Soldiers: Mexico beauty queen had gun in her hands
In this April 26, 2012 photo, Maria Susana Flores Gamez poses for a photo for a story about her upcoming participation in a beauty pageant in China, in Culiacan, Mexico. Flores, who was voted the 2012 Woman of Sinaloa in a beauty pageant in February, was killed in northern Mexico on Nov. 24, 2012 during a running gun battle between soldiers and the gang of drug traffickers she was traveling with. |
CULIACAN, Mexico
(AP) -- A Mexican beauty queen killed over the weekend in a shootout
between suspected drug traffickers and soldiers likely was being used
as a human shield, a federal official said Tuesday.
Maria
Susana Flores Gamez, crowned 2012 Woman of Sinaloa in February, came
out of the car first with a gun in her hands during the confrontation,
with the other gunmen hiding behind her, according to the official from
the attorney general's office.
He spoke on condition of anonymity because of the ongoing investigation.
The
official said he read the military report of Saturday's shootout in
Flores Gamez's hometown of Guamuchil in western Sinaloa state, home to
Mexico's most powerful cartel of the same name. The attorney general's
investigators are still trying to determine if the 20-year-old fired the
gun she was holding.
The report said she went down in a hail of gunfire. She was found dead near an assault rifle along with two others.

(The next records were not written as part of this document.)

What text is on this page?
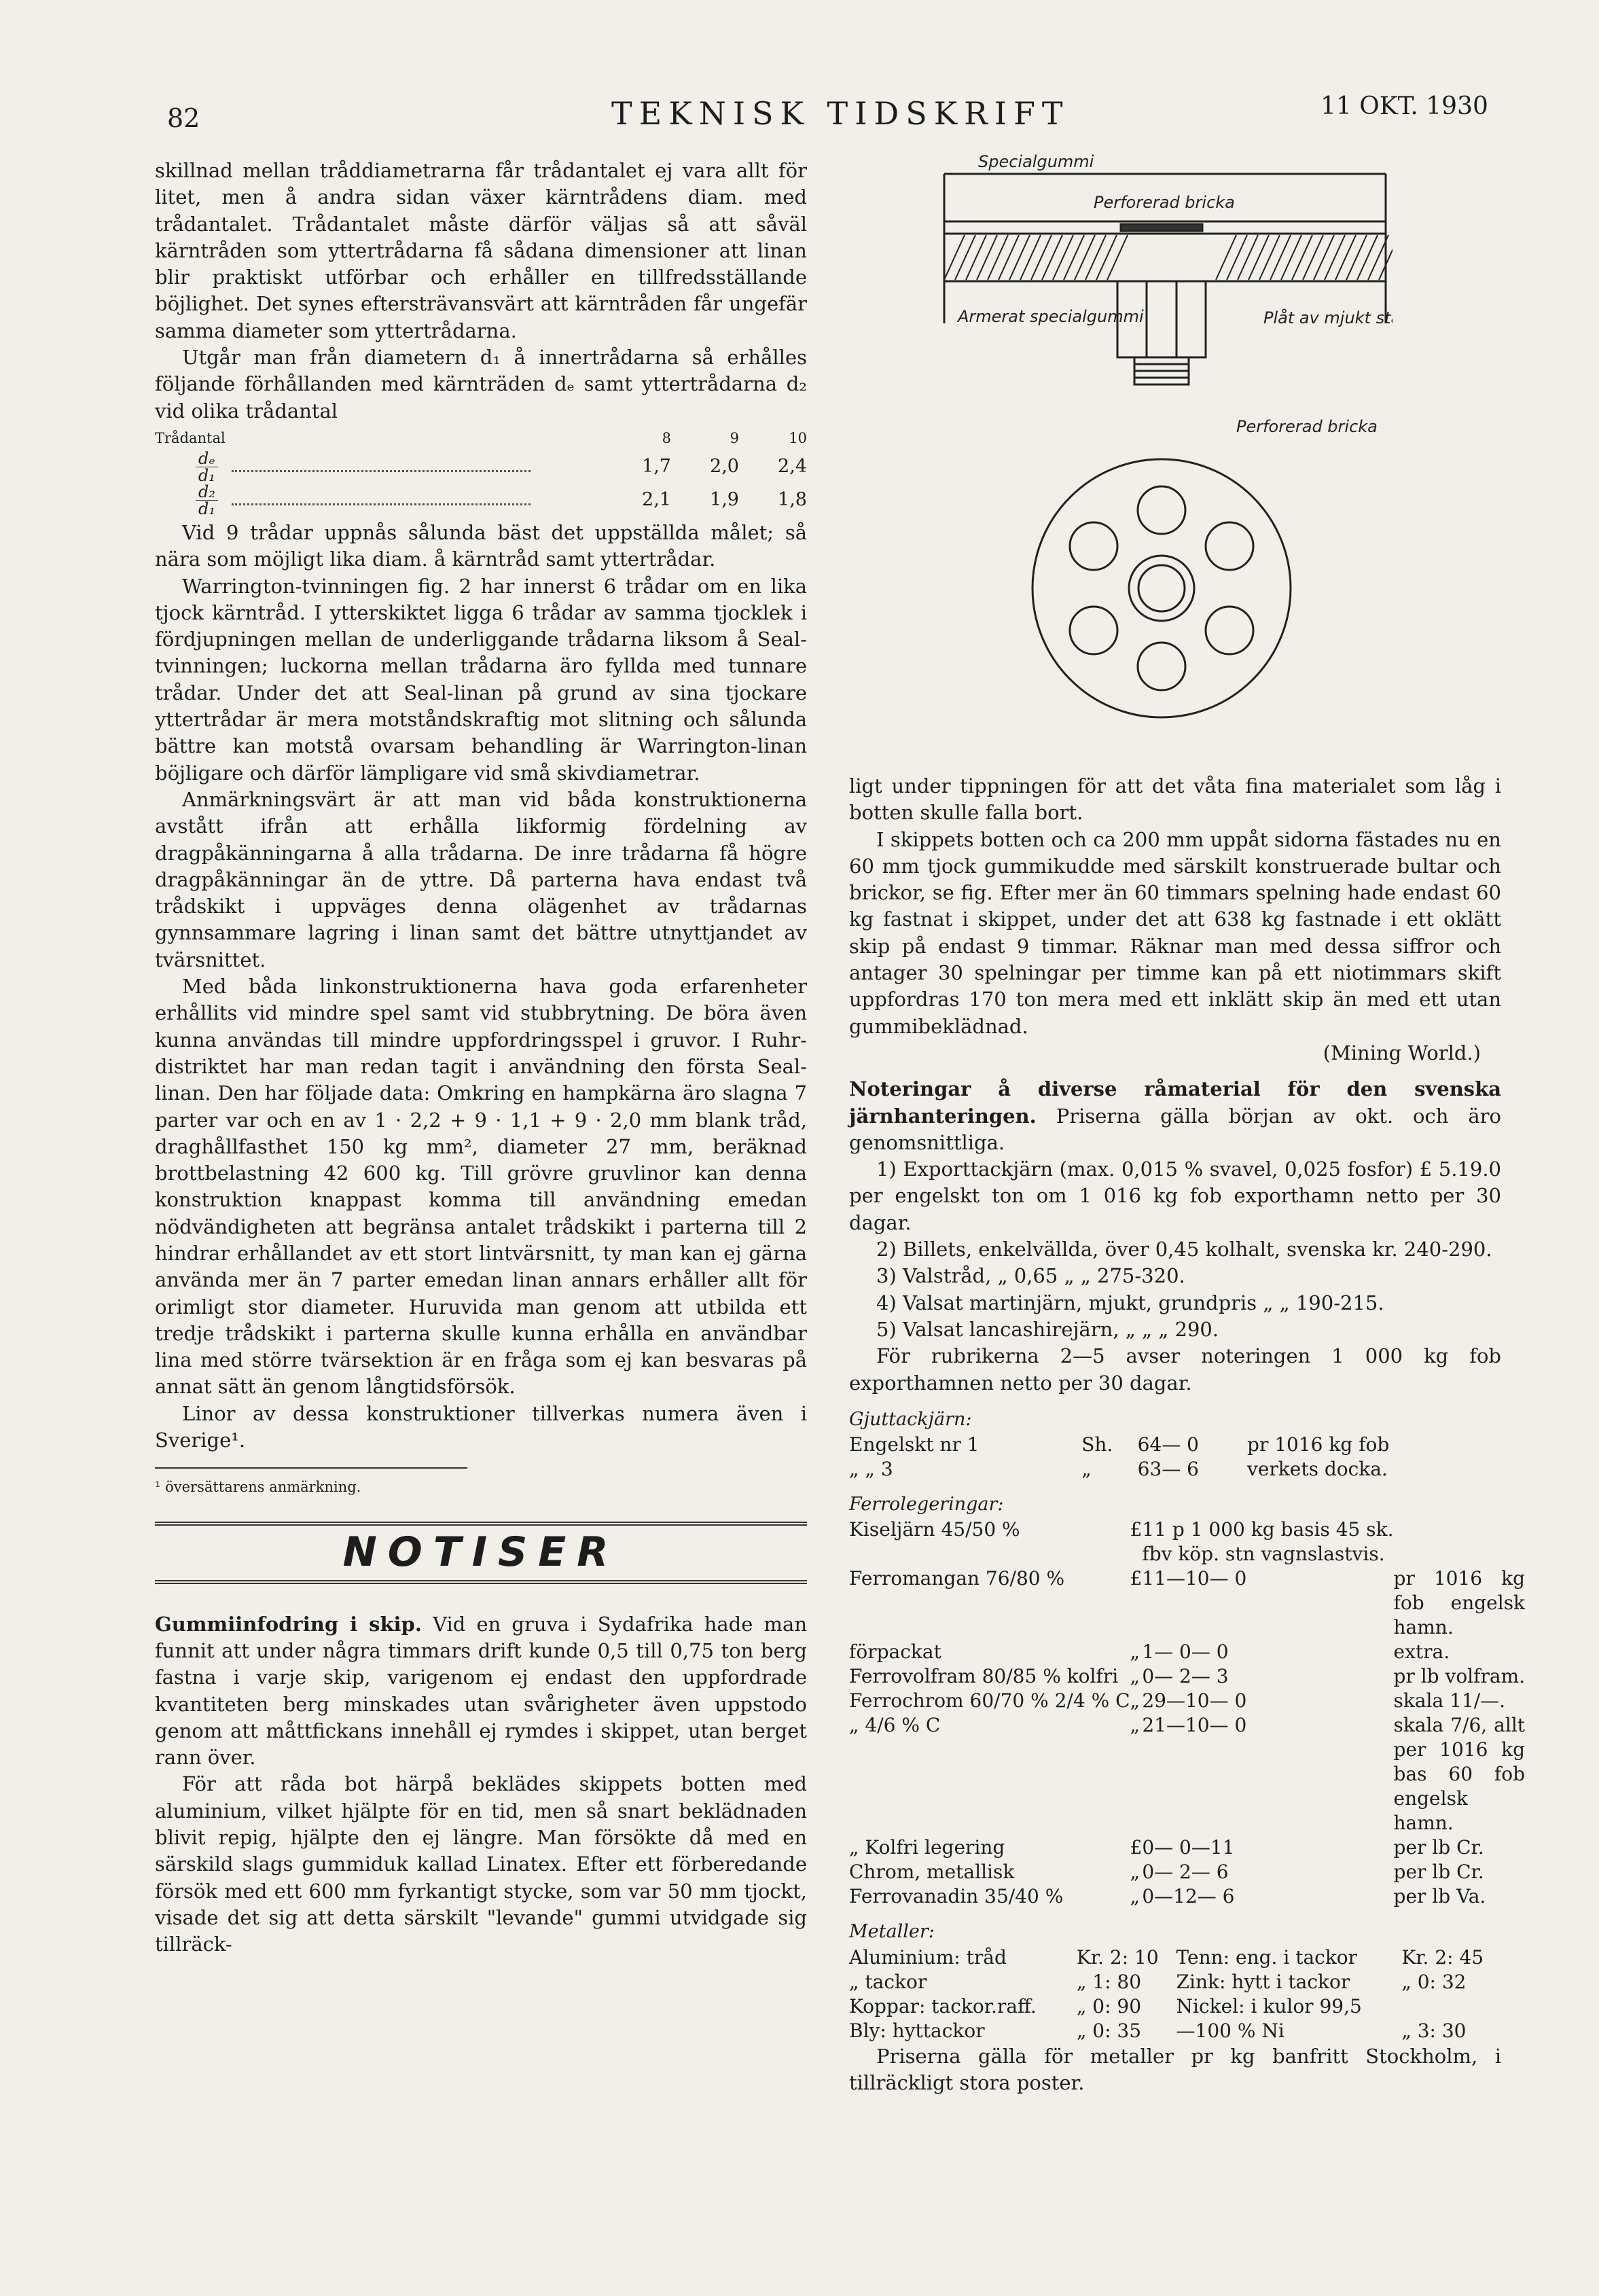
82	TEKNISK TIDSKRIFT	11 OKT. 1930

skillnad mellan tråddiametrarna får trådantalet ej vara allt för litet, men å andra sidan växer kärntrådens diam. med trådantalet. Trådantalet måste därför väljas så att såväl kärntråden som yttertrådarna få sådana dimensioner att linan blir praktiskt utförbar och erhåller en tillfredsställande böjlighet. Det synes eftersträvansvärt att kärntråden får ungefär samma diameter som yttertrådarna.

Utgår man från diametern d₁ å innertrådarna så erhålles följande förhållanden med kärnträden dₑ samt yttertrådarna d₂ vid olika trådantal

Trådantal	8	9	10

$\frac{\text{dₑ}}{\text{d₁}}$	1,7	2,0	2,4

$\frac{\text{d₂}}{\text{d₁}}$	2,1	1,9	1,8

Vid 9 trådar uppnås sålunda bäst det uppställda målet; så nära som möjligt lika diam. å kärntråd samt yttertrådar.

Warrington-tvinningen fig. 2 har innerst 6 trådar om en lika tjock kärntråd. I ytterskiktet ligga 6 trådar av samma tjocklek i fördjupningen mellan de underliggande trådarna liksom å Seal-tvinningen; luckorna mellan trådarna äro fyllda med tunnare trådar. Under det att Seal-linan på grund av sina tjockare yttertrådar är mera motståndskraftig mot slitning och sålunda bättre kan motstå ovarsam behandling är Warrington-linan böjligare och därför lämpligare vid små skivdiametrar.

Anmärkningsvärt är att man vid båda konstruktionerna avstått ifrån att erhålla likformig fördelning av dragpåkänningarna å alla trådarna. De inre trådarna få högre dragpåkänningar än de yttre. Då parterna hava endast två trådskikt i uppväges denna olägenhet av trådarnas gynnsammare lagring i linan samt det bättre utnyttjandet av tvärsnittet.

Med båda linkonstruktionerna hava goda erfarenheter erhållits vid mindre spel samt vid stubbrytning. De böra även kunna användas till mindre uppfordringsspel i gruvor. I Ruhr-distriktet har man redan tagit i användning den första Seal-linan. Den har följade data: Omkring en hampkärna äro slagna 7 parter var och en av 1 · 2,2 + 9 · 1,1 + 9 · 2,0 mm blank tråd, draghållfasthet 150 kg mm², diameter 27 mm, beräknad brottbelastning 42 600 kg. Till grövre gruvlinor kan denna konstruktion knappast komma till användning emedan nödvändigheten att begränsa antalet trådskikt i parterna till 2 hindrar erhållandet av ett stort lintvärsnitt, ty man kan ej gärna använda mer än 7 parter emedan linan annars erhåller allt för orimligt stor diameter. Huruvida man genom att utbilda ett tredje trådskikt i parterna skulle kunna erhålla en användbar lina med större tvärsektion är en fråga som ej kan besvaras på annat sätt än genom långtidsförsök.

Linor av dessa konstruktioner tillverkas numera även i Sverige¹.

¹ översättarens anmärkning.
NOTISER

Gummiinfodring i skip. Vid en gruva i Sydafrika hade man funnit att under några timmars drift kunde 0,5 till 0,75 ton berg fastna i varje skip, varigenom ej endast den uppfordrade kvantiteten berg minskades utan svårigheter även uppstodo genom att måttfickans innehåll ej rymdes i skippet, utan berget rann över.

För att råda bot härpå beklädes skippets botten med aluminium, vilket hjälpte för en tid, men så snart beklädnaden blivit repig, hjälpte den ej längre. Man försökte då med en särskild slags gummiduk kallad Linatex. Efter ett förberedande försök med ett 600 mm fyrkantigt stycke, som var 50 mm tjockt, visade det sig att detta särskilt "levande" gummi utvidgade sig tillräck-

Specialgummi
Perforerad bricka
Armerat specialgummi	Plåt av mjukt stål
Perforerad bricka

ligt under tippningen för att det våta fina materialet som låg i botten skulle falla bort.

I skippets botten och ca 200 mm uppåt sidorna fästades nu en 60 mm tjock gummikudde med särskilt konstruerade bultar och brickor, se fig. Efter mer än 60 timmars spelning hade endast 60 kg fastnat i skippet, under det att 638 kg fastnade i ett oklätt skip på endast 9 timmar. Räknar man med dessa siffror och antager 30 spelningar per timme kan på ett niotimmars skift uppfordras 170 ton mera med ett inklätt skip än med ett utan gummibeklädnad.

(Mining World.)

Noteringar å diverse råmaterial för den svenska järnhanteringen. Priserna gälla början av okt. och äro genomsnittliga.

1) Exporttackjärn (max. 0,015 % svavel, 0,025 fosfor) £ 5.19.0 per engelskt ton om 1 016 kg fob exporthamn netto per 30 dagar.

2) Billets, enkelvällda, över 0,45 kolhalt, svenska kr. 240-290.

3) Valstråd, „ 0,65 „ „ 275-320.

4) Valsat martinjärn, mjukt, grundpris „ „ 190-215.

5) Valsat lancashirejärn, „ „ „ 290.

För rubrikerna 2—5 avser noteringen 1 000 kg fob exporthamnen netto per 30 dagar.

Gjuttackjärn:
Engelskt nr 1	Sh.	64— 0	pr 1016 kg fob
„ „ 3	„	63— 6	verkets docka.
Ferrolegeringar:
Kiseljärn 45/50 %	£	11 p 1 000 kg basis 45 sk.	
		fbv köp. stn vagnslastvis.	
Ferromangan 76/80 %	£	11—10— 0	pr 1016 kg fob engelsk hamn.
förpackat	„	1— 0— 0	extra.
Ferrovolfram 80/85 % kolfri	„	0— 2— 3	pr lb volfram.
Ferrochrom 60/70 % 2/4 % C	„	29—10— 0	skala 11/—.
„ 4/6 % C	„	21—10— 0	skala 7/6, allt per 1016 kg bas 60 fob engelsk hamn.
„ Kolfri legering	£	0— 0—11	per lb Cr.
Chrom, metallisk	„	0— 2— 6	per lb Cr.
Ferrovanadin 35/40 %	„	0—12— 6	per lb Va.
Metaller:
Aluminium: tråd	Kr. 2: 10	Tenn: eng. i tackor	Kr. 2: 45
„ tackor	„ 1: 80	Zink: hytt i tackor	„ 0: 32
Koppar: tackor.raff.	„ 0: 90	Nickel: i kulor 99,5	
Bly: hyttackor	„ 0: 35	—100 % Ni	„ 3: 30

Priserna gälla för metaller pr kg banfritt Stockholm, i tillräckligt stora poster.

"They used the woman as a human shield," the official said.
The
slender, 5-foot-7-inch brunette had competed with seven other
contestants for the more prestigious state beauty contest, Miss Sinaloa,
but didn't win. Miss Sinaloa state winners compete for the Miss Mexico
title, whose holder represents the country in the international Miss
Universe pageant.
Mexico's Ximena Navarrete was crowned Miss Universe in 2010.
Local media outlets continue to misidentify Flores Gamez on Tuesday as Miss Sinaloa.
The
organizers of the Miss Sinaloa pageant issued a statement on the
pageant's Facebook page, seeking to make clear Flores Gamez was not
their queen.
The misidentification "damages the image and tranquility of our queens, their families and friends," the statement said.

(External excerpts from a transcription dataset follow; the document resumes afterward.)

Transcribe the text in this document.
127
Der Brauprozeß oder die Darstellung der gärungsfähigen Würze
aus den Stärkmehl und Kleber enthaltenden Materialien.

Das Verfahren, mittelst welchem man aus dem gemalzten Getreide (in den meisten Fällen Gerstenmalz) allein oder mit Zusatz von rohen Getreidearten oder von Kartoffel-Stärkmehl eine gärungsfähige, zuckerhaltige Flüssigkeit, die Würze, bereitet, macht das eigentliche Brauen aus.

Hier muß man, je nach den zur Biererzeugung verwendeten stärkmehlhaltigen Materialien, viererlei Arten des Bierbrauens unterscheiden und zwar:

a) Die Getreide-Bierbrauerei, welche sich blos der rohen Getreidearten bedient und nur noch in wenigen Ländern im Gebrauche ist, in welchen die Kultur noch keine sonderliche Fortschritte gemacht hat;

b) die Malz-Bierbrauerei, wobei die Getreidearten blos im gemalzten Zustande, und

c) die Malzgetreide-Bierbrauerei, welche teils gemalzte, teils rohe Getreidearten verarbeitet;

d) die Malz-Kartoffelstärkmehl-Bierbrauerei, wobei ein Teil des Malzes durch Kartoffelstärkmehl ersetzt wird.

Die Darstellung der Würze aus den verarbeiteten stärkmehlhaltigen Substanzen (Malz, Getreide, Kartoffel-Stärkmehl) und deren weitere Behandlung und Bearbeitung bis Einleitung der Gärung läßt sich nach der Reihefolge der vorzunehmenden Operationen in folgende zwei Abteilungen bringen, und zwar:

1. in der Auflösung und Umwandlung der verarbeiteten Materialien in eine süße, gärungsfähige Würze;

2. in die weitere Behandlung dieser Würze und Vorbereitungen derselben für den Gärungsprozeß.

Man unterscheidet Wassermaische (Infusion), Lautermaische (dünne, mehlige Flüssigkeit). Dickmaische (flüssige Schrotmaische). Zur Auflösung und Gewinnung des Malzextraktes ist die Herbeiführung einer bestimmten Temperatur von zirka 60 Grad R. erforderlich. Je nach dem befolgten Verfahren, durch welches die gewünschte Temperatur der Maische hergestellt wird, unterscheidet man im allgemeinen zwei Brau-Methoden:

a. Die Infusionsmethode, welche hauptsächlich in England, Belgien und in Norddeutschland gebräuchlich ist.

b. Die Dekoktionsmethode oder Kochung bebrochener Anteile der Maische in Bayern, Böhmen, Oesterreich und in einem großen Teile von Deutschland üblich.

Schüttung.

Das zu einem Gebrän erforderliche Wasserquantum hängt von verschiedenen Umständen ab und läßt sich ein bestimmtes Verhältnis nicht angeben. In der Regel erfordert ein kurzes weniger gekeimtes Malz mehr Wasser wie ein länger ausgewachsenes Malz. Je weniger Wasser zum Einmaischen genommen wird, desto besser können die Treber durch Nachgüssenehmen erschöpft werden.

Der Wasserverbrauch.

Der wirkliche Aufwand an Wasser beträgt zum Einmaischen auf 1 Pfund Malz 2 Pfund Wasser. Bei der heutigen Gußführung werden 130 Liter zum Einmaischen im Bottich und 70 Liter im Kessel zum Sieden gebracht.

Neither the state nor national pageants responded to requests for comment on Flores Gamez's death.
It
was at least the fourth documented case of a beauty queen or pageant
contestant becoming involved with Mexican drug traffickers, the theme of
the critically acclaimed 2011 movie "Miss Bala," or "Miss Bullet,"
Mexico's official submission to the Best Foreign Language Film category
of Academy Awards.
The film tells the story of
a young woman competing for Miss Baja California who becomes an
unwilling participant in a drug-running ring, finally getting arrested
for deeds she was forced into performing.
In
real life, top Sinaloa cartel drug lord Joaquin "El Chapo" Guzman
married local beauty queen Emma Coronel, who later crossed into the
United States to give birth to twin girls in 2011.
In
2008, former Miss Sinaloa Laura Zuniga was stripped of her crown in the
Hispanoamerican Queen pageant after she was detained that year on
suspicion of drug and weapons violations. She was later released without
charges.
In 2011, a Colombian former model
and pageant contestant was detained along with Jose Jorge Balderas, an
accused drug trafficker and suspect in the 2010 bar shooting of Salvador
Cabanas, a former star for Paraguay's national football team and
Mexico's Club America. She was also later released.
"A
lot of young women are attracted by the false riches of the drug gangs.
They offer the fantasy of a life of riches without much work," said
Judith del Rincon, a women's rights activist and former Sinaloa
legislator. "A lot of beauty queens wind up as girlfriends of some
narco."
Del Rincon added that the involvement
of drug lords with beauty queens dates back at least to the heyday of
the Tijuana-based Arellano Felix drug gang in the 1990s.
Sinaloa
state prosecutor Marco Antonio Higuera said Flores Gamez was traveling
in one of several vehicles that engaged soldiers in an hours-long chase
and gun battle. He said two other members of the drug gang were
detained.
The shootout began when the gunmen
opened fire on a Mexican army patrol. Soldiers gave chase and cornered
the gang at a safe house in the town of Mocorito. Some men escaped, and
the gun battle continued along a nearby roadway, where the gang's
vehicles were eventually stopped. Six vehicles, drugs and weapons were
seized following the confrontation.
Higuera said Flores Gamez's body has been turned over to relatives for burial.